Memories in Full Color
This was going to be a hate post but I truly am not capable of hating you. I am very angry, yes. Very upset, yes. Very hurt, yes. But still... you're you even if you're a complete stranger now. Either you're one person I could never hate or I am one person who could never hate.You just followed your happiness. I get it. It was at the expense of my happiness but hey, that should be okay. I'm just too selfish to accept that I am not the girl who can make you happy anymore. Ego thingy. I've just always wanted to keep all my belongings for as long as I can and to see what I had taken by a hoebag... Well, you get the idea. Plus, you never used my name for anything - a password or username or whatever. And you've officially discarded 17 for 04. So yeah, I am in pain again but only because I want to be. Guess I'd rather hurt than feel nothing at all.

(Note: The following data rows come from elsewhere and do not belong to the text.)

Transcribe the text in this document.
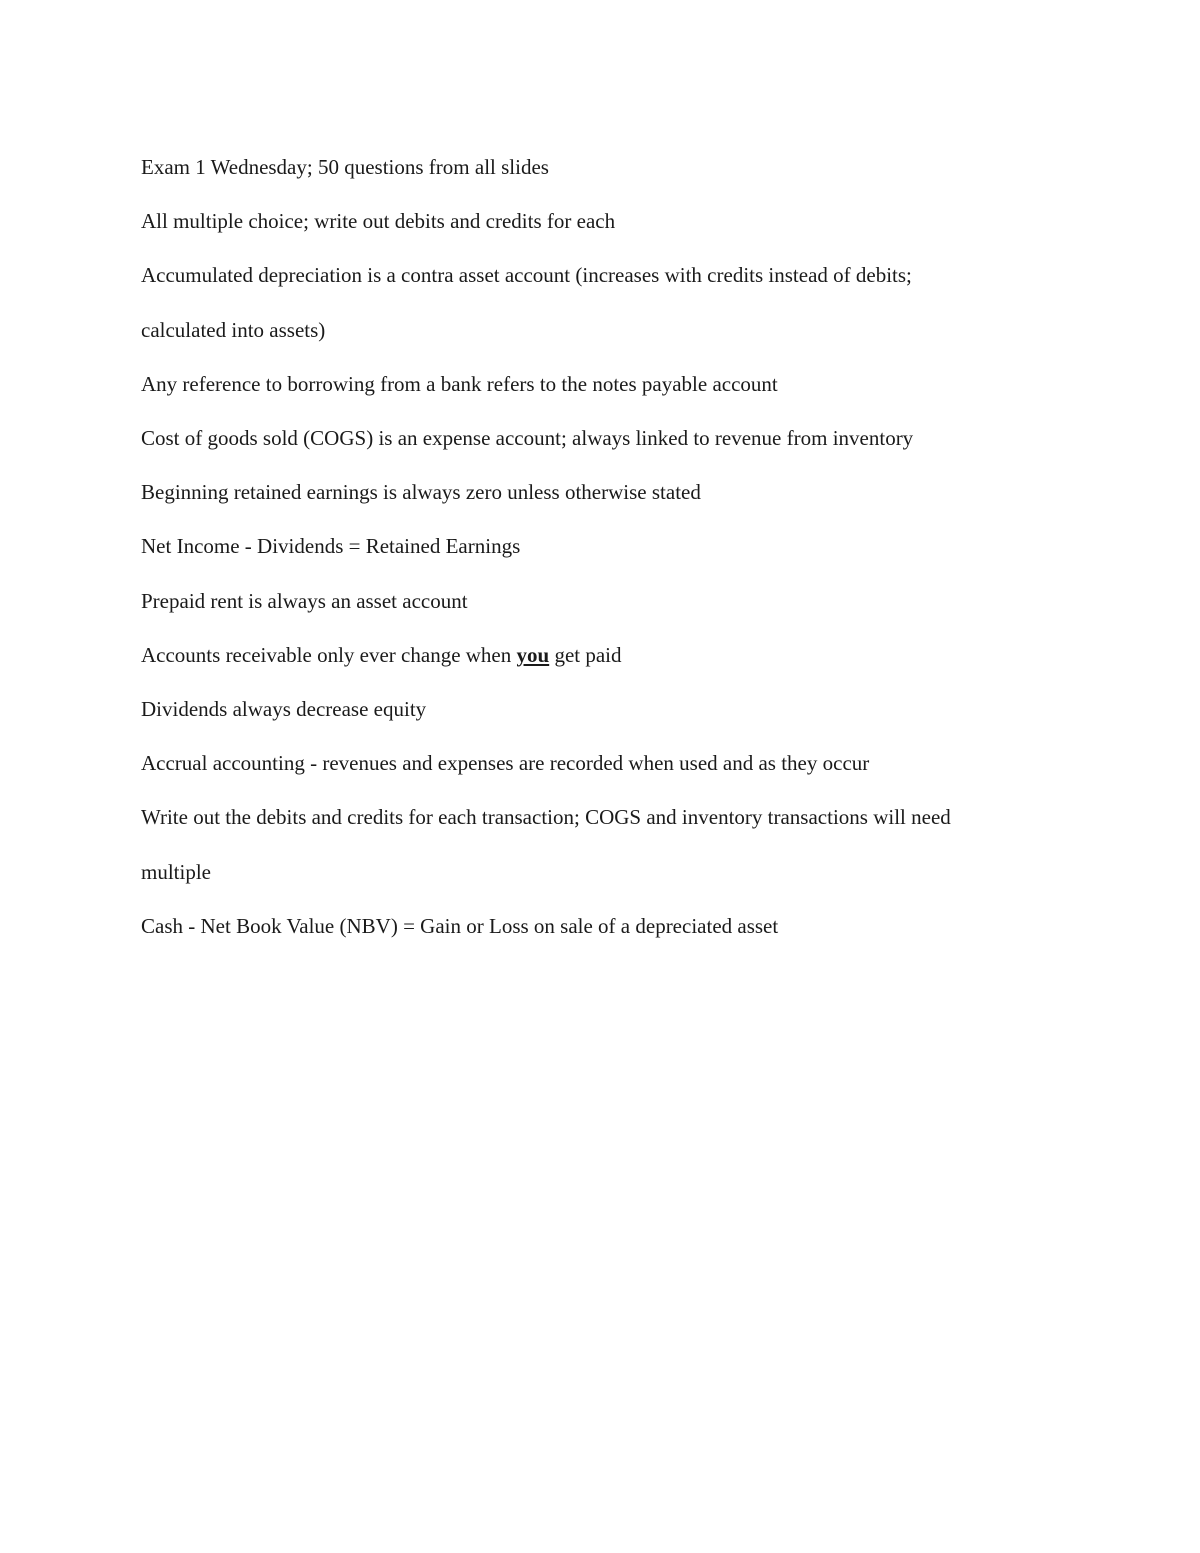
Exam 1 Wednesday; 50 questions from all slides

All multiple choice; write out debits and credits for each

Accumulated depreciation is a contra asset account (increases with credits instead of debits;

calculated into assets)

Any reference to borrowing from a bank refers to the notes payable account

Cost of goods sold (COGS) is an expense account; always linked to revenue from inventory

Beginning retained earnings is always zero unless otherwise stated

Net Income - Dividends = Retained Earnings

Prepaid rent is always an asset account

Accounts receivable only ever change when you get paid

Dividends always decrease equity

Accrual accounting - revenues and expenses are recorded when used and as they occur

Write out the debits and credits for each transaction; COGS and inventory transactions will need

multiple

Cash - Net Book Value (NBV) = Gain or Loss on sale of a depreciated asset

So I opened our album. Stared at each photo and let the memories crash through. Wept. I'm going to be weeping for what we had for a very long time. We were so good together. Yes, everyone knows the three years we shared was no bed of roses. Who gives a crap. Each one of our photos is a reminder of the happy days. You never see the hard days in a photo album... but those are the ones that get you from one happy snapshot to the next.
You've grown wings and flown up up high, away from me and everyone else... And I'm honestly happy for and proud of you. Yet, I can tell you're still struggling with those wings. We've always relied on each other for advice. I hope the advice I gave you is not thrown into the wind. Because although I'm not in those photos, I took them. They were taken to be a reminder of those moments. They were taken to remind us during hard days of why we fought to be together. So to still hang on to them... is just insult to her. Hoebag na nga sya eh, don't treat or make her feel any less pa. Haha.
Make new memories and take lotsa pictures with her so one day, you don't look back at our pictures and go "Damn that was funn!"